Heresies have caused literally incalculable damage, physically, socially, and spiritually. So heresies have caused all this damage, but what causes heresies? The sin of intellectual pride.
The most widespread, long-lasting and destructive heresies have almost all been produced by Catholic priests who gradually decided that they knew more about Christ than Christ's own Church. Arius, Pelagius, Nestorius, some include Martin Luther in this list but we now realize that he was correct for his day and time on what was going on in the church - even John Calvin began his career as a Catholic seminarian.
Instead of humbly following and building upon the ancient, unified, and unbroken teaching of the bishops of Rome and the councils, some of these and other so called heretics arrogantly defied the authority of the Church or called out the leaders of the church at a given time as they were going astray from the teachings of Jesus, or interpreted the Bible in some new and flashy way, and painfully tore flesh away from the Mystical Body of Christ. But today we see that some of these so called heretics were absolutely correct what they did at their given time in the history of the church.

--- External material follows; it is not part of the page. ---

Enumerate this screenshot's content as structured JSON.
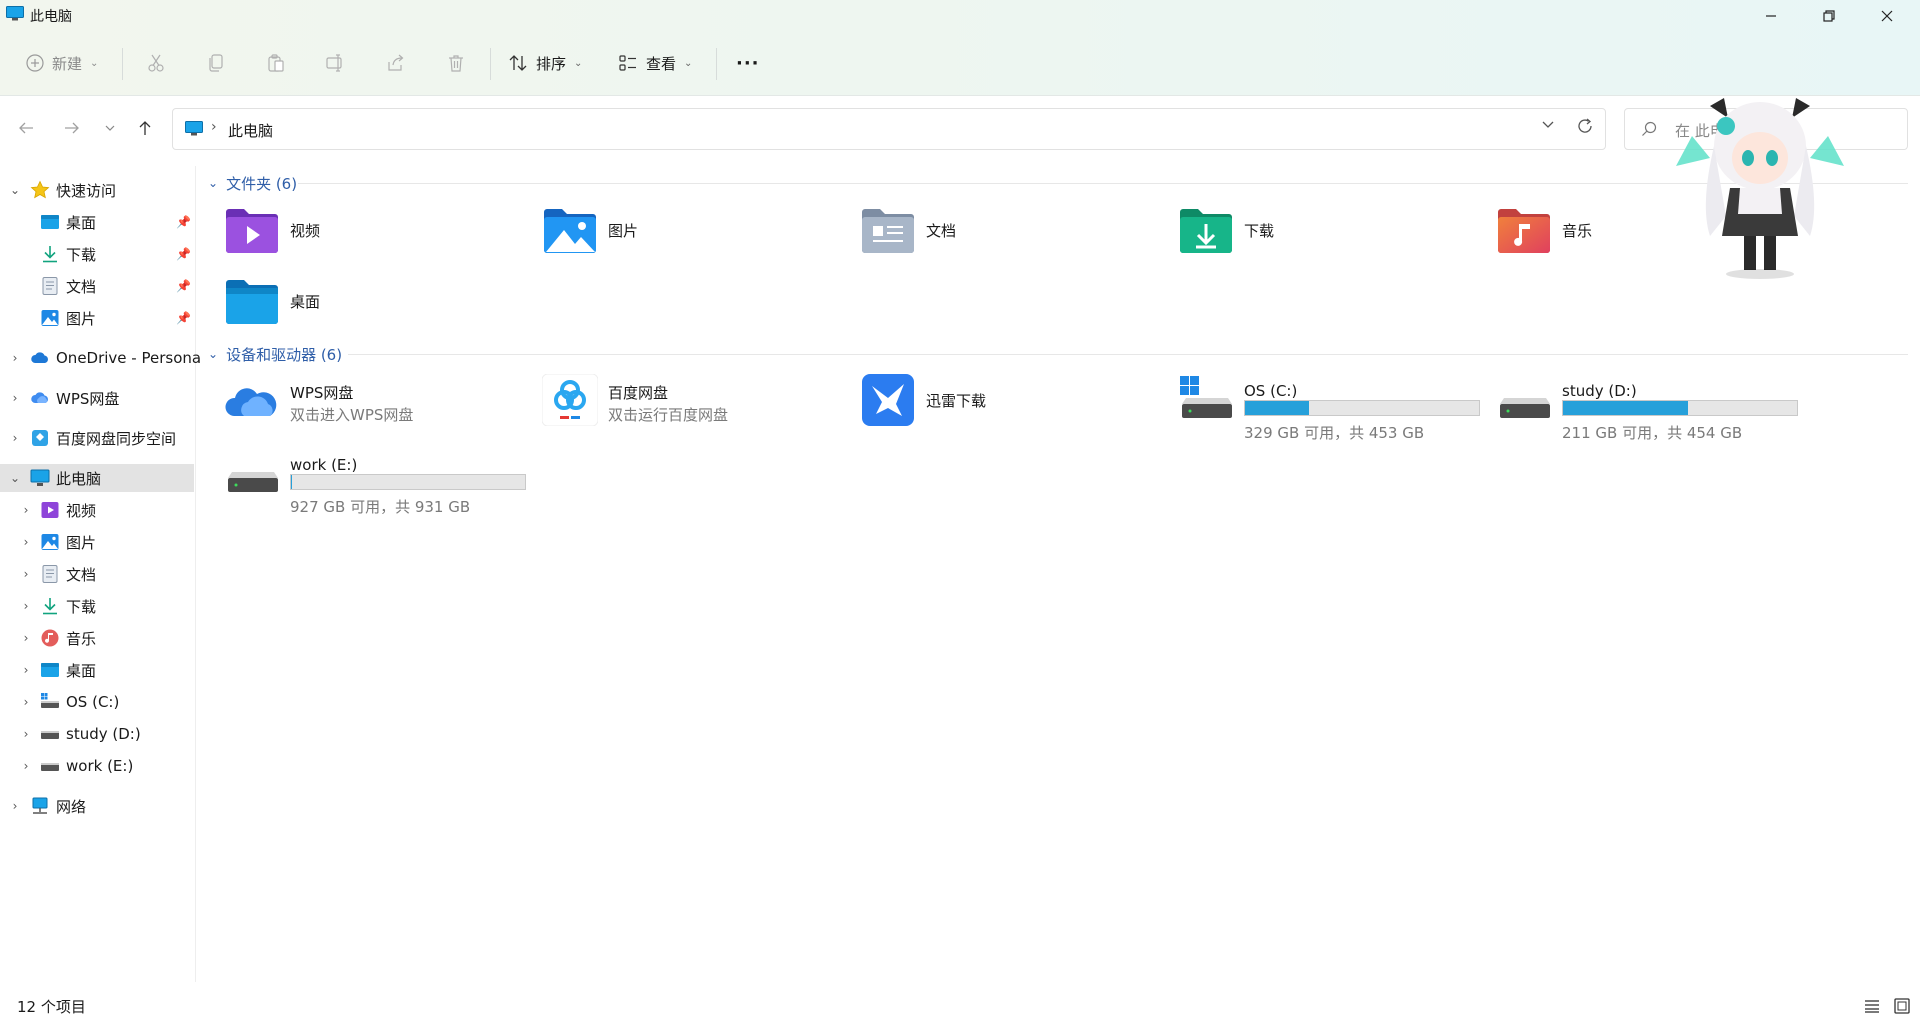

Yet we are all vulnerable to the sin of intellectual pride. Arrogant judgmentalism is just as common at the barbershop and the truck stop as it is in the ivory tower of academia. And the older we get, the more likely we are to put everything the Church teaches, and everything everyone else says, on trial, with our limited and prejudiced intelligence as the sole judge. Sometimes done without due reason and at other times with due reason. In this most messed up world/society of today it is necessary, with due reason, to put various topics and decisions on trial if they are contrary to the teaching of Jesus and be afraid to call people/church or institutions to task.
But we have to walk a very slim tightrope whenever we do that, because we could be following in the footsteps of the Pharisees, cutting ourselves off from God's light and wisdom, turning off our "childlike" wonder.
So how can we avoid falling into this temptation?
Besides staying close to Christ through personal prayer and the sacraments, we need to adopt the Sherlock Holmes Policy.
Sherlock Holmes was a great detective because he never rested until he discovered the full meaning of every clue.
We should do the same with our faith.
The things God has revealed to us, that we profess in the creed and read in the various teaching venues, are not meant to be the end of our search for understanding; they are meant to be its beginning! The wonders and beauty of God are inexhaustible; there is always more to discover about God and his Creation.
And so, it's easy to keep our childlike wonder alive and well, if we just act like Sherlock Holmes, constantly, actively delving into all the truths of faith and nature. If you are quarantined at this time you may want to google the lives of various saints who were in such a predicament and how they sought for full understanding and yes, even had moments of doubt and rejection of their faith.
God is a mystery who wants to be solved, a lover who wants to be known. Starting today, let's stir up our sense of childlike wonder and curiosity, and commit ourselves anew to knowing God better every day, so we can love Abba God with all our heart, soul, strength, and mind.